Birebir denk geldiğim durumlardan biri olan; ‘yaramaz çocuk’ konusuna değinmek istiyorum. Bazı ebeveynlerin tabiriyle düz duvara tırmanan, düzeni bozan, duvarları çizen, sesler çıkaran, üstünü kirleten, arkadaşlarıyla sürekli kavga eden çocuklara genel tabiriyle ‘yaramaz’ etiketi yapıştırılmaktadır.

Ebeveynlerin bu tutumuna çevresinde ki komşular ve öğretmenlerde eklenince çocuklar için durum hepten karışmaktadır. Bir çocuğa ‘yaramaz’ etiketini yapıştırmak gerçekten de bu kadar kolay mıdır?
Bir de şöyle düşünmek gerekmez mi: Belki de her davranışın arkasında ihtiyaçlar hiyerarşisi vardır? Ya da çocuklar ihtiyaçlarının sinyallerini bu şekilde vermektedir.
Bir çocuğa ‘yaramaz’ etiketinden önce o çocukla ilişki kurulmalıdır. Bu ilişki içerisinde çocuğun davranışlarının arkasında ki asıl sebep ortaya çıkarılmalı ve bu sebebin kaynağına ilişkin yaklaşımlar sergilenmelidir.

Belki de yaramaz olarak etiketlenen o çocukların davranışları, ebeveyn ve arkadaş çevresi tarafından ortaya çıkmaktadır. Ebeveynler ya da çevresinde etkileşimde bulunduğu insanlar çocuğun ihtiyaçlarını anlayamadığı için iletişim kuramadığından dolayı çocuk agresifleşiyor ve ya donarak tepkisini belli ediyor.

Çocukların davranış sorunlarının en önemli kaynağı, çocuklarla iletişim kurabilmektir. Önemli olan çocuklara iyi bakabilmektir amaç sadece çocuğun ihtiyacını gidermek olmamalıdır, şefkat için de çocuğa iyi bakılmalıdır. Çocuklar için aile ve aile içi beraberlik çok önemlidir. Aileye ihtiyacı olan çocuğun aynı zamanda güvene de ihtiyacı vardır.
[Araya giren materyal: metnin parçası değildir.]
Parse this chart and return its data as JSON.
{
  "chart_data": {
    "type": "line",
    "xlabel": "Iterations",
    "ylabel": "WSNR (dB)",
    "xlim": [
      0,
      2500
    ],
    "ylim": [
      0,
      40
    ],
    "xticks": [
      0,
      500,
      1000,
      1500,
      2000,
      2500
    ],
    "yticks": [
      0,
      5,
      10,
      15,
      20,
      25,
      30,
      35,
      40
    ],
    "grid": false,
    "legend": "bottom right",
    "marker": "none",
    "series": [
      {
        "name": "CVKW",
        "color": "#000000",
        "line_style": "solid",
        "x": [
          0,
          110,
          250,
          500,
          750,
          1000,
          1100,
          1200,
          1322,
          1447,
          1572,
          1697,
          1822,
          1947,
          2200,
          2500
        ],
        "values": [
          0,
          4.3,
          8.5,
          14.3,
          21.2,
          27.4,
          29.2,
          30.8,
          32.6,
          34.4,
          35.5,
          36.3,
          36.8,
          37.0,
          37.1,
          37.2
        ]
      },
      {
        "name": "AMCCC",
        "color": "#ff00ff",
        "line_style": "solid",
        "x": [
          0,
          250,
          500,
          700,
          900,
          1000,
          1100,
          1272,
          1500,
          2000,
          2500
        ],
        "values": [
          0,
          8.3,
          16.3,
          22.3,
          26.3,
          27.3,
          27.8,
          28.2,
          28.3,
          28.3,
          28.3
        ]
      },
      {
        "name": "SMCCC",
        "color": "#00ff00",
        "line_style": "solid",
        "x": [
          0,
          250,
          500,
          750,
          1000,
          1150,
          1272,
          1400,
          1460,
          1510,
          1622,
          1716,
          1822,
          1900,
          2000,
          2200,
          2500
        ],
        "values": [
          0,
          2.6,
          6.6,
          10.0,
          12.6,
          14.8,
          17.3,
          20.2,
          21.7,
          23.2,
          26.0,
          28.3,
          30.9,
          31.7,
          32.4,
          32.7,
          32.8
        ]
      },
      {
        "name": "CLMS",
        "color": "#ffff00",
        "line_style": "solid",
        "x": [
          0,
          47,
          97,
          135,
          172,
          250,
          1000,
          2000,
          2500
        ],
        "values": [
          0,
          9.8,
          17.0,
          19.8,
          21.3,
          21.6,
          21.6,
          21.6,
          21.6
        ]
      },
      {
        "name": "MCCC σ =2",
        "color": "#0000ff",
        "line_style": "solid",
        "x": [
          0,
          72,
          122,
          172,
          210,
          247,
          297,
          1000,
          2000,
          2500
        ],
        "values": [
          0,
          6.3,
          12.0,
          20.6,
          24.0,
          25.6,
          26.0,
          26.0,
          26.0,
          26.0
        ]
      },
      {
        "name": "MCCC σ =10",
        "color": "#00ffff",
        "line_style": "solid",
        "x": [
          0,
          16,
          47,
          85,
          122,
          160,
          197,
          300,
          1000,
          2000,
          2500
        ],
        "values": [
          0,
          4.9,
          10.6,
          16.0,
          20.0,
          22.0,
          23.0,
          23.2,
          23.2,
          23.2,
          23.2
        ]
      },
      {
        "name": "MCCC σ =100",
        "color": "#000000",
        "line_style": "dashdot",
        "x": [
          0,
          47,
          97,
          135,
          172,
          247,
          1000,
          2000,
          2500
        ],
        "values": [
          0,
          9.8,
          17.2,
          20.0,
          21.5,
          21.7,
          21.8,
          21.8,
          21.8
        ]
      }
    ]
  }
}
Çocuk ‘yanımda güvendesin ’ mesajını daima hissetmelidir. Göz temasını mutlaka kurmalısınız, çocuklarınıza dokunun ve hissedin. Çocuğunuzla ilgilenin, ona sevginizi gösterin, zaman ayırın ve zaman zaman çocuğa ailesi için değerli olduğunu telaffuz edin. Çocuğu zorlamadan, eleştirmeden, doğruya ve cesarete yönlendirme yapın. Her çocuk aynı dilden aynı anlamı çıkaramayabilir, en iyi öğrenme stilini çocuğun deneyimleyerek bulmasına olanak verin.
Aslında bakıldığında, ‘yaramaz çocuk’ yerine ‘istenmeyen davranışın’ olduğunu görmek çok da zor değildir. Böyle durumlarda davranışın arkasında mutlaka bir neden vardır ve önemli olan bu nedeni bulup sevgiyle bu nedenin üstesinden gelmektir.
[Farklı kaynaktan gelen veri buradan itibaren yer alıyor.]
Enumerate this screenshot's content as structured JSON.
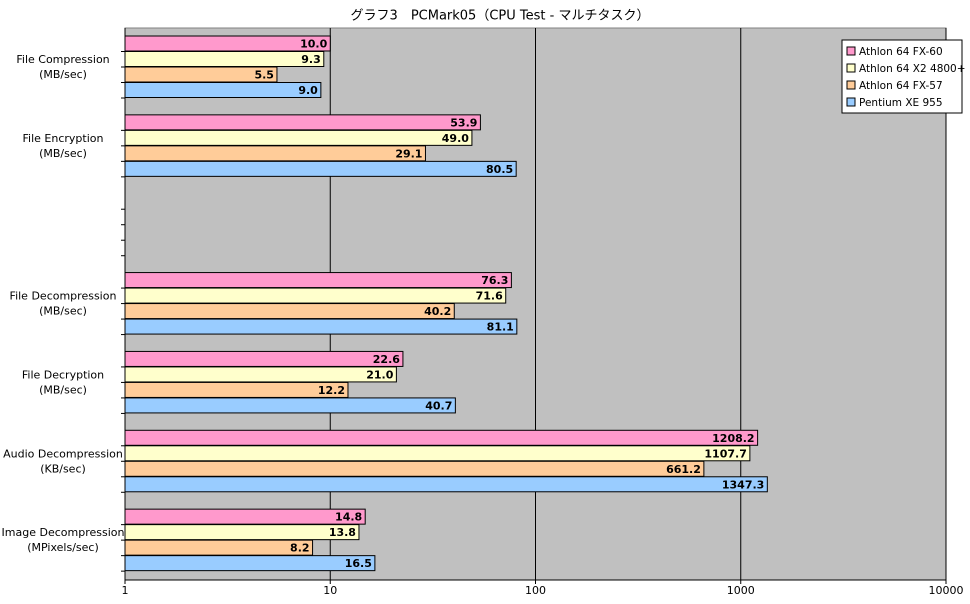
{
  "chart_data": {
    "type": "bar",
    "orientation": "horizontal",
    "title": "グラフ3　PCMark05（CPU Test - マルチタスク）",
    "categories": [
      "File Compression\n(MB/sec)",
      "File Encryption\n(MB/sec)",
      null,
      "File Decompression\n(MB/sec)",
      "File Decryption\n(MB/sec)",
      "Audio Decompression\n(KB/sec)",
      "Image Decompression\n(MPixels/sec)"
    ],
    "series": [
      {
        "name": "Athlon 64 FX-60",
        "color": "#ff99cc",
        "values": [
          10.0,
          53.9,
          null,
          76.3,
          22.6,
          1208.2,
          14.8
        ],
        "value_labels": [
          "10.0",
          "53.9",
          null,
          "76.3",
          "22.6",
          "1208.2",
          "14.8"
        ]
      },
      {
        "name": "Athlon 64 X2 4800+",
        "color": "#ffffcc",
        "values": [
          9.3,
          49.0,
          null,
          71.6,
          21.0,
          1107.7,
          13.8
        ],
        "value_labels": [
          "9.3",
          "49.0",
          null,
          "71.6",
          "21.0",
          "1107.7",
          "13.8"
        ]
      },
      {
        "name": "Athlon 64 FX-57",
        "color": "#ffcc99",
        "values": [
          5.5,
          29.1,
          null,
          40.2,
          12.2,
          661.2,
          8.2
        ],
        "value_labels": [
          "5.5",
          "29.1",
          null,
          "40.2",
          "12.2",
          "661.2",
          "8.2"
        ]
      },
      {
        "name": "Pentium XE 955",
        "color": "#99ccff",
        "values": [
          9.0,
          80.5,
          null,
          81.1,
          40.7,
          1347.3,
          16.5
        ],
        "value_labels": [
          "9.0",
          "80.5",
          null,
          "81.1",
          "40.7",
          "1347.3",
          "16.5"
        ]
      }
    ],
    "xscale": "log",
    "xlim": [
      1,
      10000
    ],
    "xticks": [
      1,
      10,
      100,
      1000,
      10000
    ],
    "grid": true,
    "legend": "top-right",
    "plot_background": "#c0c0c0"
  }
}
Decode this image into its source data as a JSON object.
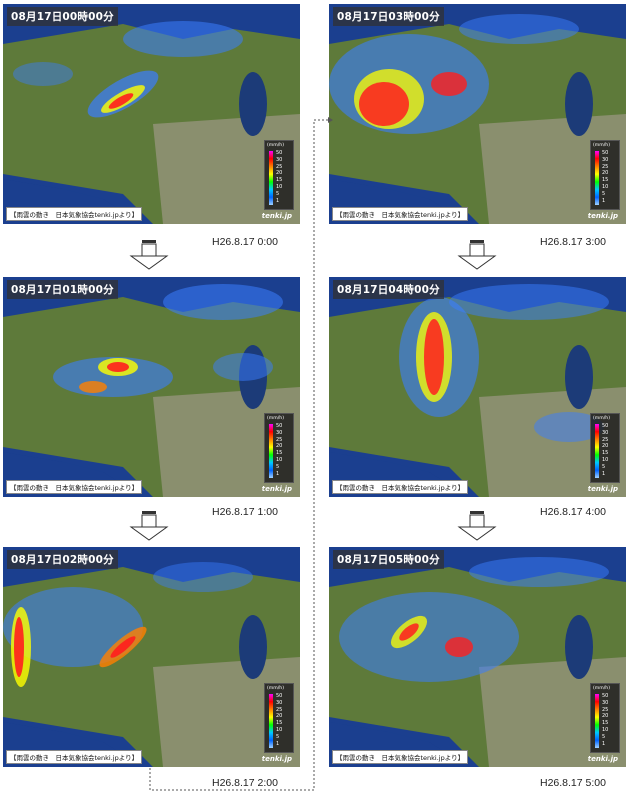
{
  "panels": [
    {
      "timestamp": "08月17日00時00分",
      "caption": "H26.8.17 0:00"
    },
    {
      "timestamp": "08月17日01時00分",
      "caption": "H26.8.17 1:00"
    },
    {
      "timestamp": "08月17日02時00分",
      "caption": "H26.8.17 2:00"
    },
    {
      "timestamp": "08月17日03時00分",
      "caption": "H26.8.17 3:00"
    },
    {
      "timestamp": "08月17日04時00分",
      "caption": "H26.8.17 4:00"
    },
    {
      "timestamp": "08月17日05時00分",
      "caption": "H26.8.17 5:00"
    }
  ],
  "source_label": "【雨雲の動き　日本気象協会tenki.jpより】",
  "logo_text": "tenki.jp",
  "legend": {
    "unit": "(mm/h)",
    "levels": [
      "50",
      "30",
      "25",
      "20",
      "15",
      "10",
      "5",
      "1"
    ],
    "colors": [
      "#ff00ff",
      "#ff0000",
      "#ff8000",
      "#ffff00",
      "#00ff00",
      "#00c8ff",
      "#0064ff",
      "#a0d2ff"
    ]
  },
  "colors": {
    "sea": "#1b3f8f",
    "land": "#5e7a3a",
    "lake": "#1c3b78",
    "rain_light": "#3a7dff",
    "rain_heavy": "#ff1e1e"
  }
}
Çocuklar yetişkinler gibi ihtiyaçlarını erteleyemezler. Dikkat çekmek isteyen çocuğun ilk olarak ihtiyacı olan şeyin ne olduğuna bakılmalıdır. İlgili mi istiyor, aç mı ya da ilişki mi kurmaya çalışıyor? Bunlara ek çocuk direnmeye ve inatlaşmaya başlayacaktır, fakat bu durumlara engel olmak çocukla iletişim içerisinde olmak kadar kolaydır.

Bazen çocuklar için kuralları anlamak kolay olmaz, örneğin duvara resim yapan çocuk, bu davranışın yapılmaması gerektiğini anlayacak yaşta olmayabilir. Bazen çocuklar yerinde duramaz ve kendini yerden yere atarken, bazıları ise donarak ve hiç hareket etmeden tepkilerini gösterebilir, böyle çocuklar sakinleşme becerini henüz kazanamamıştır. Çocukken ilkel ve duygusal beyin kullanılırken, yetişkinlikte beynin daha farklı bölgeleri kullanılır. Çocuklara sakinleşme becerini kazandıracak olan ebeveynlerinin tutum ve davranışlarıdır.

Yaramaz çocuk deyip, çocuğa etiket yapıştırmak yerine sorunlarının kaynağına inerek ve iletişimi güçlü tutarak hayatı paylaştığınızda ‘yaramaz çocuk’ etiketi ortadan kalacaktır.